You are peddling out of date information that’s countered by actual empirical studies on the ground, apparently because people in your family are Doctors and you want to believe that your country’s response is a good one 🙄 Do you not think a Europe-wide flu pandemic is the wrong time to get caught up in nationalist pride and maybe not to peddle bad information online as result?
You’re now arguing that “only asymptomatic patients aren’t getting tested and counted” which is so deluded as to be frightening. Real world evidence suggests that the vast majority of infections in China were never tested and never counted - but you’re arguing the opposite is true in Europe.
The mind genuinely boggles.
My crazy math is the way actual epidemiologists & statisticians try to approximate infections early on, e.g.
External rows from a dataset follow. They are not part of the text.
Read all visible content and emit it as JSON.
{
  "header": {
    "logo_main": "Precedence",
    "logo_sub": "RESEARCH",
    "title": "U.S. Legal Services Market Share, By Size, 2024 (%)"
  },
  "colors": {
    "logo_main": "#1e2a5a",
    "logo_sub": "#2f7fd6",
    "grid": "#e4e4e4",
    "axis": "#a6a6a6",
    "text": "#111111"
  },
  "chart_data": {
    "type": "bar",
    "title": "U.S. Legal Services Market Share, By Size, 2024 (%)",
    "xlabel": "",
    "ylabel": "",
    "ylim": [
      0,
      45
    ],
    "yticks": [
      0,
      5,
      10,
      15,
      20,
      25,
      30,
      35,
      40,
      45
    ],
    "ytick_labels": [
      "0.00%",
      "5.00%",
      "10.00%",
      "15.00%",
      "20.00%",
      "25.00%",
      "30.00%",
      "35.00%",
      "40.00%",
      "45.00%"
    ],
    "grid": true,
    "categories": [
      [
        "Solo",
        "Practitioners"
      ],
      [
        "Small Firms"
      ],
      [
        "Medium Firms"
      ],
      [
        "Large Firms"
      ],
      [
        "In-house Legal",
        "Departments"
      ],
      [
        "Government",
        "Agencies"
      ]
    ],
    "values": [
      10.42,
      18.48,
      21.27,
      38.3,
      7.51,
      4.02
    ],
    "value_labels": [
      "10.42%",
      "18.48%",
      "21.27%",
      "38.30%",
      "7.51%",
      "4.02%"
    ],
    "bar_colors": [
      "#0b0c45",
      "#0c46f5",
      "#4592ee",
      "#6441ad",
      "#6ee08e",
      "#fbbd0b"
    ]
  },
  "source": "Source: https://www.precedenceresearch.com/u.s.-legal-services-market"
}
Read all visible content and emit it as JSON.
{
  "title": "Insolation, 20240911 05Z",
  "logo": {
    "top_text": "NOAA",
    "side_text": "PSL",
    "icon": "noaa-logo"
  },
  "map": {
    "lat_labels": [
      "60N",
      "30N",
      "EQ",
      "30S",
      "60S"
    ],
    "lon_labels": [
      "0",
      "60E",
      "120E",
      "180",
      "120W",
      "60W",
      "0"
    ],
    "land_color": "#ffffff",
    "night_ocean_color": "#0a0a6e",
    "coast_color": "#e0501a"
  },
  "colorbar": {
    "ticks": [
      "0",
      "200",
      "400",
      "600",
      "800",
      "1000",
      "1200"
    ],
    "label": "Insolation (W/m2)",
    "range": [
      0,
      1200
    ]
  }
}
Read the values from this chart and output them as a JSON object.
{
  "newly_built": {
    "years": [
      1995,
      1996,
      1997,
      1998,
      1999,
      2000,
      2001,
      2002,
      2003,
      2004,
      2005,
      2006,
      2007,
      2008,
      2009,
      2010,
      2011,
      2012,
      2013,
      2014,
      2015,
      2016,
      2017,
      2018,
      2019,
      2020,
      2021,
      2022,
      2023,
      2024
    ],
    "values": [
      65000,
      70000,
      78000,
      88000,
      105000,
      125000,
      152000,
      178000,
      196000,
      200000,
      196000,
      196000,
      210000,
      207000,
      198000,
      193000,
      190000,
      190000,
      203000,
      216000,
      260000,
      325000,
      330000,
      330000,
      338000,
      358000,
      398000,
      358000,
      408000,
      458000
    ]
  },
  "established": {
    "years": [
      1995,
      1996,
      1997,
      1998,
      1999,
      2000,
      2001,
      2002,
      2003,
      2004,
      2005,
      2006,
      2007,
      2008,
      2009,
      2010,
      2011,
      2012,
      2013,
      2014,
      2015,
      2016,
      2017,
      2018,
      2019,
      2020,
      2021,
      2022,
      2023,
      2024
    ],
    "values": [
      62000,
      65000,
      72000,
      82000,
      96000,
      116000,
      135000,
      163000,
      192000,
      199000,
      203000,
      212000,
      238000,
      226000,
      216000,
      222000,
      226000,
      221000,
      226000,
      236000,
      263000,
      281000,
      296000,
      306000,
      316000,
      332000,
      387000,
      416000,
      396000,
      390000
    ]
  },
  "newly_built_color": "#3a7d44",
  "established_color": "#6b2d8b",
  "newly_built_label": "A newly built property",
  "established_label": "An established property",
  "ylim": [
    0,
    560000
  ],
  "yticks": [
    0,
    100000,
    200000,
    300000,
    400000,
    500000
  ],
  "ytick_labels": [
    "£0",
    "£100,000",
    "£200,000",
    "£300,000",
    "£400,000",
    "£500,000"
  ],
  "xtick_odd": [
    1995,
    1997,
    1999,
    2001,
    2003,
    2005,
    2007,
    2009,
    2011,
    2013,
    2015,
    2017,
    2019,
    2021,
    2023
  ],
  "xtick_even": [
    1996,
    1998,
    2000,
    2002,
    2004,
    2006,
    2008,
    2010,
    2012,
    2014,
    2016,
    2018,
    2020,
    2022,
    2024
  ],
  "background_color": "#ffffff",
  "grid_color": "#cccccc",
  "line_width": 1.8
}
Experts say that they compare various lines of evidence. One estimate begins with the number of deaths in an area. Farrar calls this a “guesstimate” because each of the variables researchers are using right now are subject to change, introducing uncertainty at each step in the calculation. However, it goes something like this: Data from China suggest that about three weeks passes between when a person feels sick and dies from COVID-19. And if you assume a case fatality rate of roughly 1%, a back-of-the-envelope calculation suggests that each death represents about 100 cases in the first week. Right now, he adds, you can expect the epidemic to double each week if those cases aren’t identified and isolated — bringing the estimate to 400 at the time of death. Because the error bars on each of these variables are large, epidemiologists check their figures against further information.
Should I be apologetic for having up-to-date information and using the same sort of reasoning that epidemiologists use?